A bit of additional perspective…
Internet behavior:
Back in the 1990’s, as the internet became more widely used and WWW was just emerging, I got a copy of perhaps the first such book on, if I recall, “The Psychology of the Internet”. The basic point that stuck in my mind was that the cover of remoteness and anonymity seems to empower behavior from dark psychological recesses of the human mind. And too neuro-science about how multiple, even hundreds of mental but sub- or pre-conscious processes are running constantly in the human brain/psyche. Social-cultural conditioning (parental training, further levels of education) functions to channel and mitigate, moderate what gets expressed overtly.
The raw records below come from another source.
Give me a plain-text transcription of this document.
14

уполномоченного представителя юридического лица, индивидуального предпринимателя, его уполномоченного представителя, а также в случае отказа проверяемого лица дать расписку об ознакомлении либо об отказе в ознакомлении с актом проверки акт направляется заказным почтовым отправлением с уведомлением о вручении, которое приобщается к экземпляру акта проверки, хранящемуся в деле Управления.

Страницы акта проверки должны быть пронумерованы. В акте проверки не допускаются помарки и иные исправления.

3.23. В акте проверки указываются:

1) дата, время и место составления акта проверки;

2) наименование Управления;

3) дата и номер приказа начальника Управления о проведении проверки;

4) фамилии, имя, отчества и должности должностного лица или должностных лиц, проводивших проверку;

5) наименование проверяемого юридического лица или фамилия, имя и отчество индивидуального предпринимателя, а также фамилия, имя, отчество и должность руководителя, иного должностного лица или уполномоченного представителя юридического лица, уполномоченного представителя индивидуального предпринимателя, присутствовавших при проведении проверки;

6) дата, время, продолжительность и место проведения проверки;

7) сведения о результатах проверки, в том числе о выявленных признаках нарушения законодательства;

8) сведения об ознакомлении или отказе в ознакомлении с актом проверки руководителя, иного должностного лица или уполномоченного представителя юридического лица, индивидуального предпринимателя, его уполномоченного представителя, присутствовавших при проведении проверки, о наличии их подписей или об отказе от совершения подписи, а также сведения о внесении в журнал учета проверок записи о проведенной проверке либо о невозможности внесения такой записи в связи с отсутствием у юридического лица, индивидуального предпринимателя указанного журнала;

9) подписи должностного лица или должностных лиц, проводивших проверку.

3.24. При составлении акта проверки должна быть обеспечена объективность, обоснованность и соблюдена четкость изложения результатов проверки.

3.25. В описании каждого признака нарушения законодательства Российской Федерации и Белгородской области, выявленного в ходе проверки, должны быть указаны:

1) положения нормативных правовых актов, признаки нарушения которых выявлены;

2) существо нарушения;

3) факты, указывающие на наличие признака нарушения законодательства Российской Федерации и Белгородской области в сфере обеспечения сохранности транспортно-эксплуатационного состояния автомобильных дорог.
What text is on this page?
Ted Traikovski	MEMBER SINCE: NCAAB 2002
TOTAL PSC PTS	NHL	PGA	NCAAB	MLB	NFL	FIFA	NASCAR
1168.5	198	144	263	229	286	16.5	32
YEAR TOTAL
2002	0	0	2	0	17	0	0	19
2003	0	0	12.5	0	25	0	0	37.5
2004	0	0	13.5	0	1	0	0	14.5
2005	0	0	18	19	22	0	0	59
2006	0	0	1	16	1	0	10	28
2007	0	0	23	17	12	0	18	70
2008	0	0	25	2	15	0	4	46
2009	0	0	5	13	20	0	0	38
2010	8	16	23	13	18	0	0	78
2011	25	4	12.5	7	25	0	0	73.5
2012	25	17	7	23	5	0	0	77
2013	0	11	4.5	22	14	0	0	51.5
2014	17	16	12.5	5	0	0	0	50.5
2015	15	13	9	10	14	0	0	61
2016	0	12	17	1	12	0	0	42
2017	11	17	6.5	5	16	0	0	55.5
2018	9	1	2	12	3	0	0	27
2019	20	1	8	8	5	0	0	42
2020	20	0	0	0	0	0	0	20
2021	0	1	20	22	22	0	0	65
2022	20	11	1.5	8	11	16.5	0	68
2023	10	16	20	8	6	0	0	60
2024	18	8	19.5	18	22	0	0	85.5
Minus the context of face-to-face encounter and “manners,” precepts if you will, that restrain in personal contact, then all manner of other behaviors find freer rein.
and dhamma:
Vstakan
2017-03-02 23:32:17 UTC #4
Yeah, the stories about the Buddha converting fierce Yakkhas into the ascetic and contemplative life acquire new significance with the modern increase in online communication.
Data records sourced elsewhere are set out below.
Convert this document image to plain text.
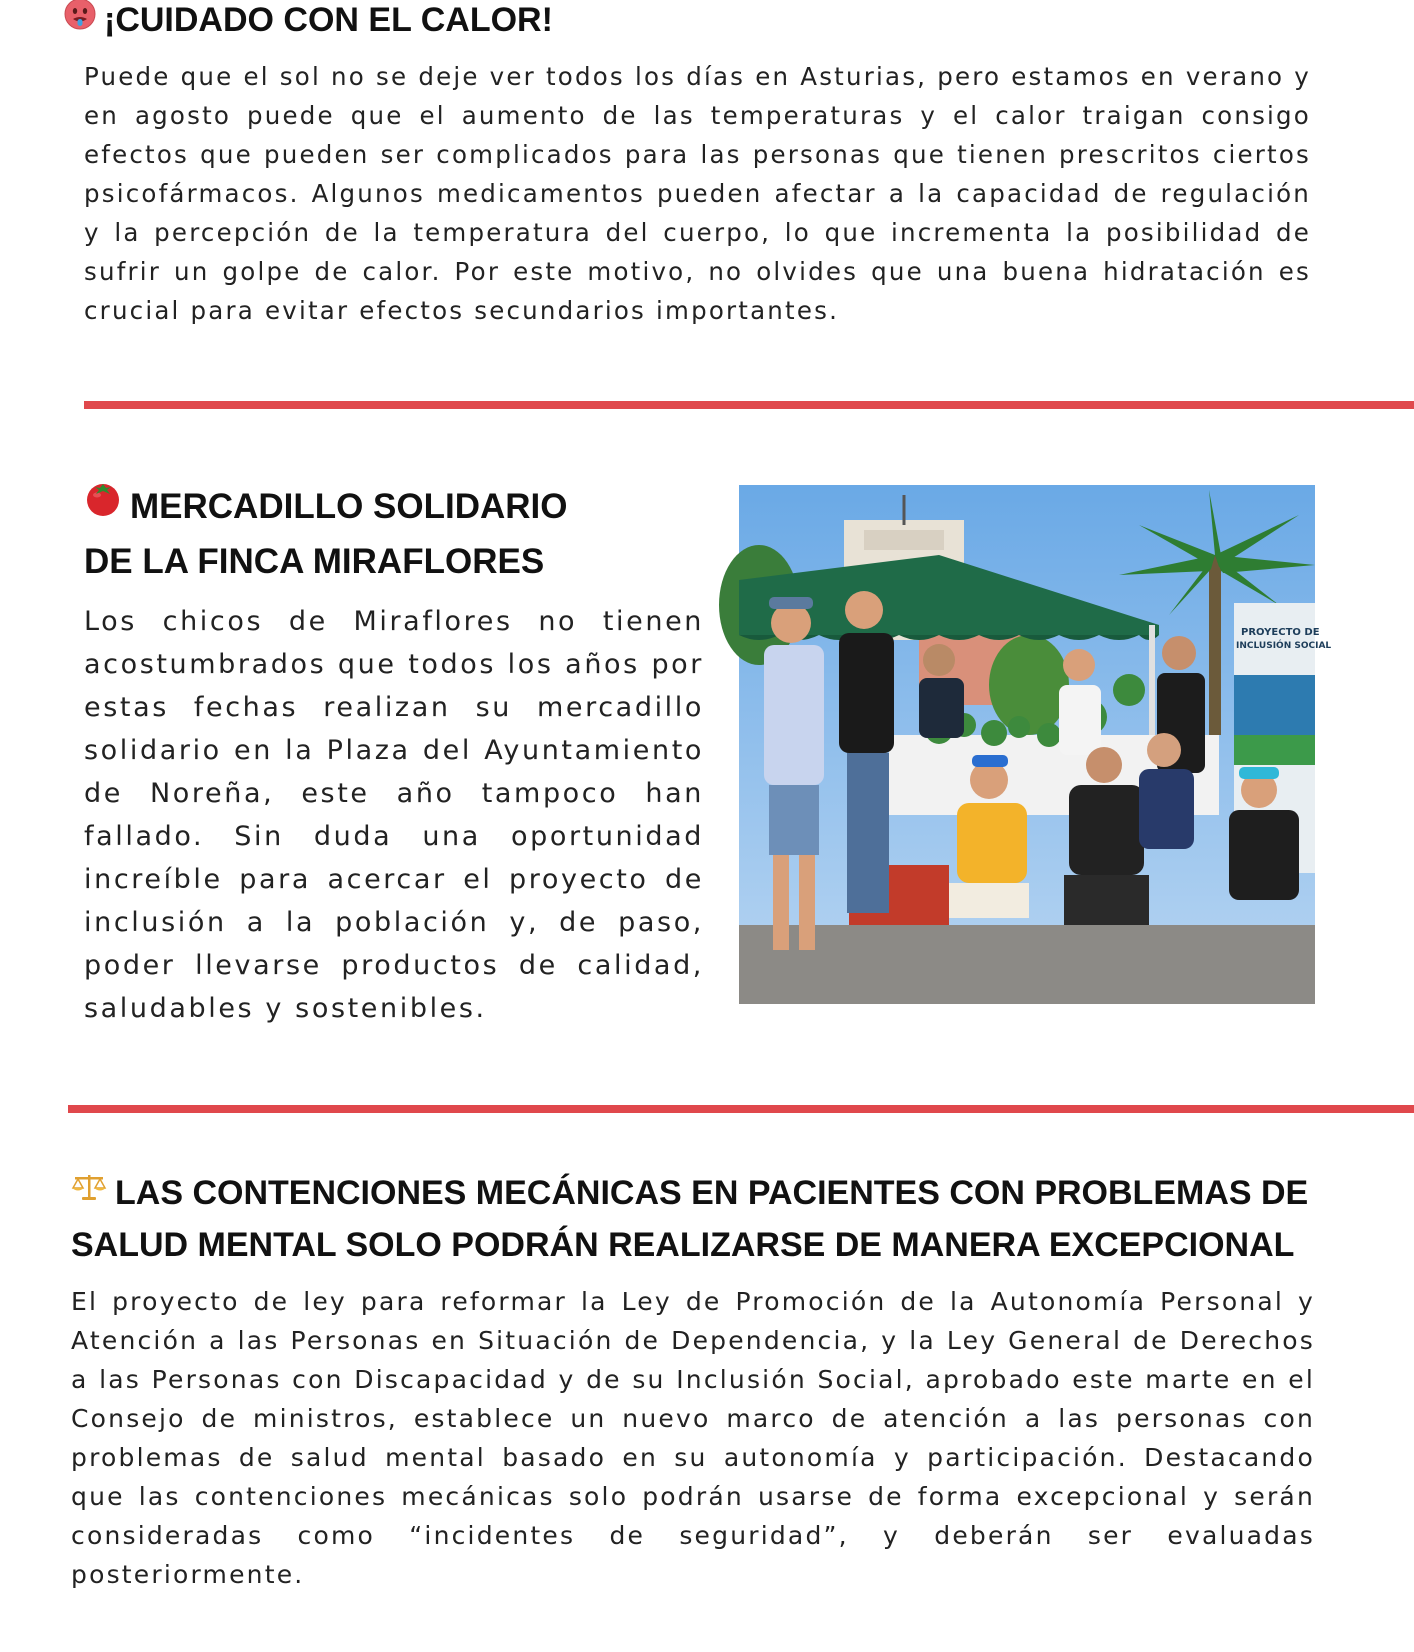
¡CUIDADO CON EL CALOR!

Puede que el sol no se deje ver todos los días en Asturias, pero estamos en verano y en agosto puede que el aumento de las temperaturas y el calor traigan consigo efectos que pueden ser complicados para las personas que tienen prescritos ciertos psicofármacos. Algunos medicamentos pueden afectar a la capacidad de regulación y la percepción de la temperatura del cuerpo, lo que incrementa la posibilidad de sufrir un golpe de calor. Por este motivo, no olvides que una buena hidratación es crucial para evitar efectos secundarios importantes.

MERCADILLO SOLIDARIO
DE LA FINCA MIRAFLORES

Los chicos de Miraflores no tienen acostumbrados que todos los años por estas fechas realizan su mercadillo solidario en la Plaza del Ayuntamiento de Noreña, este año tampoco han fallado. Sin duda una oportunidad increíble para acercar el proyecto de inclusión a la población y, de paso, poder llevarse productos de calidad, saludables y sostenibles.

PROYECTO DE
INCLUSIÓN SOCIAL
LAS CONTENCIONES MECÁNICAS EN PACIENTES CON PROBLEMAS DE SALUD MENTAL SOLO PODRÁN REALIZARSE DE MANERA EXCEPCIONAL

El proyecto de ley para reformar la Ley de Promoción de la Autonomía Personal y Atención a las Personas en Situación de Dependencia, y la Ley General de Derechos a las Personas con Discapacidad y de su Inclusión Social, aprobado este marte en el Consejo de ministros, establece un nuevo marco de atención a las personas con problemas de salud mental basado en su autonomía y participación. Destacando que las contenciones mecánicas solo podrán usarse de forma excepcional y serán consideradas como “incidentes de seguridad”, y deberán ser evaluadas posteriormente.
Then there’s the idea, found in some interpretations of the Sutta-s, that all the various devas and demons ( or whatever on the lower and higher levels) can be understood as representations of those darker corners, processes that live in the individual (but im- or trans-personal) human psyche. And, as Vstakan mentions, those demonic types can have positive roles.
and historical parallels:
Just a couple of weeks ago, Elaine Pagels (professor / writer on religious cultural history) gave a talk nearby at Stanford, on “Satan – How a fictional being still shadows our views of gender, race, and politics”, reviewing and updating issues in her book “The Origin of Satan” (1995). It turns out that in early Hebrew writings, some angels (“messengers”) had negative as well as positive roles, e.g. would be dispatched by God to test or punish people, as in the case of Job.
Over time, and especially as eventually taken-up and developed in the other Abrahamic religions, Satan became more separate, totally evil, dualistic antagonist to God/goodness. She also noted a distinction between those who demonize their doctrinal or other opponents, and leaders like Ghandhi and Martin Luther King who avoided identifying persons with evil abstractions.
Similarly in Chinese and Tibetan art – demonic appearing characters having a beneficial place in the cosmos. Several years ago at an exhibit of Taoist art (across 2+ millennia) in San Francisco, I was struck by medieval depictions of groups of 4 or 5 “noble” traditional mythic figures together, e.g. often LaoTze, the Yellow Emperor, Confucius the Buddha, etc.,AND often including a character with bulging eyes, darker complexion, long fangs, and armed to the teeth, so to speak – s/t king and controller of the demonic hordes, keeping them in line;
or also as sort of general or “Minister of Defense”.
DKervick
2017-03-03 14:56:52 UTC #16
I personally think the word “troll” is overused.
Another term used in this context is “sock puppet”, as in an avatar or persona used to cause trouble without identifying oneself.